I ordered my proof copy, waited impatiently for it to arrive, all the while wondering why I hadn’t just paid the extra fifteen bucks to have it expedited. When I could finally hold it in my hands…I can’t possibly express the satisfaction I felt. Then I opened it.

It became immediately obvious to me that something wasn’t right. I’d left my manuscript double spaced because, well, I’m an idiot. No wonder I had a bloated page count! Okay. Annoying, but fixable. What else? Was my text size too big? It looked huge. My title page wasn’t centered. I had no copyright page because no one told me to put one in (kinda thought Createspace would do that for me) and, well…I’m an idiot.

I made several notes, went back to my laptop, fixed everything I needed to and resubmitted. My approval this time was less thrilling. I needed to see it in print again.

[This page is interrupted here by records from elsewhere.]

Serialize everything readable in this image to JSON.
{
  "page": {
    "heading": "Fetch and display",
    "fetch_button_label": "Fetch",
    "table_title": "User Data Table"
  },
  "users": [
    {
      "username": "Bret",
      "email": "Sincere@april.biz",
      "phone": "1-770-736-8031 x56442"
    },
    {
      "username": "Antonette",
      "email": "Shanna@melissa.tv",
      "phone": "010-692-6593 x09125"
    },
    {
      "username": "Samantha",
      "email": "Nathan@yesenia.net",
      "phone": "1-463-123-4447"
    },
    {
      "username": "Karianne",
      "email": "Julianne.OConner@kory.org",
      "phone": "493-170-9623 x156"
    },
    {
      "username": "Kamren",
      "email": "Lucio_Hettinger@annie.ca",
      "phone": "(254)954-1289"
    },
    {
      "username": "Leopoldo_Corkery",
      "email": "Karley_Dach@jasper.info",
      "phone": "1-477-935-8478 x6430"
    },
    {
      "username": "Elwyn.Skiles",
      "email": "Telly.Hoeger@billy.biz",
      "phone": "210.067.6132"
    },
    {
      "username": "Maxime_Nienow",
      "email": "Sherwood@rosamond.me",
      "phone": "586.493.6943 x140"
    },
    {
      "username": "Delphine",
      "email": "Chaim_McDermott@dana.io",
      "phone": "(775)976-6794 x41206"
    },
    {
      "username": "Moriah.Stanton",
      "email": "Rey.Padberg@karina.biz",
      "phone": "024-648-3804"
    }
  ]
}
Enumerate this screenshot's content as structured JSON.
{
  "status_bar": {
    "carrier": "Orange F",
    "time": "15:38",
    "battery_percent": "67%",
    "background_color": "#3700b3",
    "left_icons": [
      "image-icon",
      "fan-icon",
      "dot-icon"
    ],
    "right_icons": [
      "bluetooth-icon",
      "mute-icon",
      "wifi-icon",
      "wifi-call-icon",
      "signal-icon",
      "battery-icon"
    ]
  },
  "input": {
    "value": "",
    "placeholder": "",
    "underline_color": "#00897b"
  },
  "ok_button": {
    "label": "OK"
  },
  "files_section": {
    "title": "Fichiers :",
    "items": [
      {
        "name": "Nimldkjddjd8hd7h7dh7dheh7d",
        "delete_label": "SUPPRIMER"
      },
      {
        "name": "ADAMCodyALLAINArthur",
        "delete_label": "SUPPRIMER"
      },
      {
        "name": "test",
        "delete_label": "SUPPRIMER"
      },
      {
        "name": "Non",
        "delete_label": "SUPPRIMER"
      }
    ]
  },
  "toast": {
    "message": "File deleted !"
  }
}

Better, but line spacing now seemed inadequate and seriously–what the hell is wrong with my text? I grabbed a couple books off my shelf and compared them to mine. Then I did more research. Apparently, you aren’t supposed to use Times New Roman for your font. Whatever. I changed things up and ordered a fresh copy.

Definitely on the right track, but… again I compared my book with others on my shelf. There was something wrong and I couldn’t quite put my finger on–JUSTIFICATION. I had not justified the margins. Terrific. Wondering now if I alone was supporting Createspace, I ordered another copy. Justification had done wonders. Very nice. I patted myself on the back until I skimmed to page 30 and found a one inch blank space in the middle of a paragraph. Justification is an asshole.

By this time, I’ve decided I should have just sucked it up and let Createspace format for me. What was a few hundred dollars compared with ongoing aggravation and a new ulcer? Still, I’d come this far. Might as well see it through.

It took over a month before I was satisfied. Then I handed copies to willing readers who found more formatting issues, typos, etc. When I finally went live I never wanted to look at another book again. Not mine, not anyone else’s. When you do everything yourself, and you’ve never done it before, there’s so much you don’t even realize is wrong…and just as much you aren’t sure how to fix. I’d like to volunteer to help anyone struggling, but since I’m in the middle of another nightmare with book three, I can only say this:  I feel your pain.